Here is a vulnerable Java code snippet that is susceptible to an Open Redirection attack:
🥺 Vulnerable Code
String redirectUrl = request.getParameter("url");
response.sendRedirect(redirectUrl);
This code takes a URL parameter from an HTTP request and redirects the user to that URL. If the URL parameter is not properly validated, an attacker could specify a malicious URL that redirects the user to a phishing site or other malicious destination.
😎 Secure Code
To secure this code against open redirect attacks, you can validate the URL parameter before redirecting the user.
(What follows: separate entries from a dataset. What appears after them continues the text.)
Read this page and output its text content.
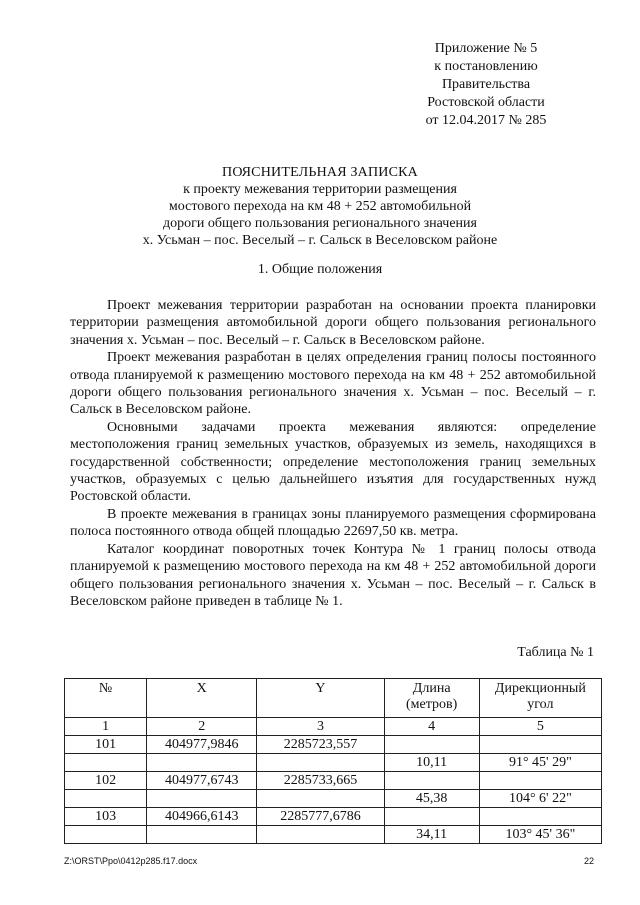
Приложение № 5
к постановлению
Правительства
Ростовской области
от 12.04.2017 № 285
ПОЯСНИТЕЛЬНАЯ ЗАПИСКА
к проекту межевания территории размещения
мостового перехода на км 48 + 252 автомобильной
дороги общего пользования регионального значения
х. Усьман – пос. Веселый – г. Сальск в Веселовском районе
1. Общие положения

Проект межевания территории разработан на основании проекта планировки территории размещения автомобильной дороги общего пользования регионального значения х. Усьман – пос. Веселый – г. Сальск в Веселовском районе.

Проект межевания разработан в целях определения границ полосы постоянного отвода планируемой к размещению мостового перехода на км 48 + 252 автомобильной дороги общего пользования регионального значения х. Усьман – пос. Веселый – г. Сальск в Веселовском районе.

Основными задачами проекта межевания являются: определение местоположения границ земельных участков, образуемых из земель, находящихся в государственной собственности; определение местоположения границ земельных участков, образуемых с целью дальнейшего изъятия для государственных нужд Ростовской области.

В проекте межевания в границах зоны планируемого размещения сформирована полоса постоянного отвода общей площадью 22697,50 кв. метра.

Каталог координат поворотных точек Контура № 1 границ полосы отвода планируемой к размещению мостового перехода на км 48 + 252 автомобильной дороги общего пользования регионального значения х. Усьман – пос. Веселый – г. Сальск в Веселовском районе приведен в таблице № 1.

Таблица № 1
№	X	Y	Длина (метров)	Дирекционный угол
1	2	3	4	5
101	404977,9846	2285723,557		
			10,11	91° 45' 29"
102	404977,6743	2285733,665		
			45,38	104° 6' 22"
103	404966,6143	2285777,6786		
			34,11	103° 45' 36"
Z:\ORST\Ppo\0412p285.f17.docx	22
Here is an example of how you could do this:
import java.net.MalformedURLException;
import java.net.URL;
String redirectUrl = request.getParameter("url");
try {
URL url = new URL(redirectUrl);
String host = url.getHost();
if (host.equals("example.com") || host.endsWith(".example.com")) {
response.sendRedirect(redirectUrl);
} else {
response.sendError(HttpServletResponse.SC_BAD_REQUEST, "Invalid redirect URL");
}
} catch (MalformedURLException e) {
response.sendError(HttpServletResponse.SC_BAD_REQUEST, "Invalid redirect URL");
}
This code uses the java.net.URL
class to parse the redirect URL and validate its hostname. It only allows redirects to URLs on the example.com
domain, and sends an error response for any other URLs. This helps to prevent attackers from redirecting users to malicious sites.